Whether you’re in your early 20’s or in your late 50’s, making a will is necessary if you would like a say in how your assets are shared after you have passed away. If 2020 has shown us anything, it’s that anything can happen at anytime, and it doesn’t hurt to be prepared for the worst.
Here are four reasons why all those over 18 should consider making a will:
- With developments in technology, more people are able to start earning substantial amounts of money from a younger age. From influencers to bloggers, the internet and the rapid consumption of media, there are easier ways to become wealthy compared to 20 years ago. In the event of something happening suddenly, a will lets your family know how you would like your assets to be shared. You can update your will as you wish at anytime.

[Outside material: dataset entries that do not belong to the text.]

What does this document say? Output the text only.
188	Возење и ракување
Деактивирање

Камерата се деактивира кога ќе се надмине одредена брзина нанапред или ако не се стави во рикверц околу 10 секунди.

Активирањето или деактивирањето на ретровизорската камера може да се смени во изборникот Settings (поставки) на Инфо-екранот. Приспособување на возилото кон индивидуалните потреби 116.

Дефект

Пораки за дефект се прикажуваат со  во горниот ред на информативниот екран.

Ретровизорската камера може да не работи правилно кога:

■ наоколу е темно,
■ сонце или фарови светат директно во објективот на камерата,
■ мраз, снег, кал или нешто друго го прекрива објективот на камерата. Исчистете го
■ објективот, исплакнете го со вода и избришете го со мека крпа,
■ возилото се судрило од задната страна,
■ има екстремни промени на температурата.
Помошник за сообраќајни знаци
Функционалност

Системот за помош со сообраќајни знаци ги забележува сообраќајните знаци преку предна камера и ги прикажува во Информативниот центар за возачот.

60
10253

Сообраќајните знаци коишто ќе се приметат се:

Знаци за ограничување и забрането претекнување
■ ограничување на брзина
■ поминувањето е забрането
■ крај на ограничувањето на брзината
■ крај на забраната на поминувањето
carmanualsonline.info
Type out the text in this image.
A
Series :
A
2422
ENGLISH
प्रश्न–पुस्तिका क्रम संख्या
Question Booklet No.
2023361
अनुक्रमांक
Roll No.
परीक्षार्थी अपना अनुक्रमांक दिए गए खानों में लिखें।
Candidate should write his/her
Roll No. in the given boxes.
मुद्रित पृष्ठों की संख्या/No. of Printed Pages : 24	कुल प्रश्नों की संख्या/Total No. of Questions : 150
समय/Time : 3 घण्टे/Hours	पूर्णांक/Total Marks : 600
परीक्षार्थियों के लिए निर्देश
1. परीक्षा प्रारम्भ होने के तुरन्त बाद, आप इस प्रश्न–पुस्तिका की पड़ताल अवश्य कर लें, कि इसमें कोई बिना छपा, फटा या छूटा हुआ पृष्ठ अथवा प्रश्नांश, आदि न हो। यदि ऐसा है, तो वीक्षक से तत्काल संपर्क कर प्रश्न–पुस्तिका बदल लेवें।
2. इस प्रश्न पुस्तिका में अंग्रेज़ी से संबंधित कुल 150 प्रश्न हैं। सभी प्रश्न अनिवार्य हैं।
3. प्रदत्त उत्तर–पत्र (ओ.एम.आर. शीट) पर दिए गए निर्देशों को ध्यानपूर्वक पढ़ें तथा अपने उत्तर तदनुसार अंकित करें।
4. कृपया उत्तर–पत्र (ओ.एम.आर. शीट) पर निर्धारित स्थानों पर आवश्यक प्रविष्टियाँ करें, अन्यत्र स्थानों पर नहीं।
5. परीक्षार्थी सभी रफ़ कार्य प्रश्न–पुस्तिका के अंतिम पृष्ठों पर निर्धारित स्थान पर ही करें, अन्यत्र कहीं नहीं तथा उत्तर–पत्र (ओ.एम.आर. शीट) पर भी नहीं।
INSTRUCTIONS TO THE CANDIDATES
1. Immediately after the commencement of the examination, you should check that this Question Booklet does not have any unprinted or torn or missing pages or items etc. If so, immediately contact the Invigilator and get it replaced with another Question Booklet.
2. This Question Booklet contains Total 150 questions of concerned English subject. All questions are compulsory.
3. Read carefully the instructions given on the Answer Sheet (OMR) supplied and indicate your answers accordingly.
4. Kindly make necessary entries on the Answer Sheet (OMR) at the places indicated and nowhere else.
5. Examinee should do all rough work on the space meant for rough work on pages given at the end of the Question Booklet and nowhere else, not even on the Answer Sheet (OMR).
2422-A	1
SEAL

- A will is important if you have people that depend on you financially e.g. children or other family members. It can ease the pressure of distributing assets during an stressful time. It also let’s beneficiaries know where they stand regarding what they are entitled to.
- Having a will can help reduce the amount of inheritance tax that you have to pay to the government after you have passed away. Inheritance tax is compulsory for those with an estate worth over £325,000. If your home is left passed on to your children or grandchildren, the inheritance tax threshold can increase to £500,000. Outlining your wishes can simplify this process for your executors in future.
- If you are young and suffer with a long-term health condition, it would be beneficial to create a will in the event of sudden death. Regardless if you have many assets or not, you may still want a say in how you are laid to rest and having a basic will can let your family know your requests.
It’s never easy think about the process after death, but it is necessary to ensure that your wishes are carried out in the best way possible. Although a will does provide security for your assets, it does not mean that others can’t contest it if they disagree with what has been outlined. In addition to a will, something to also consider is appointing some as your lasting power of attorney.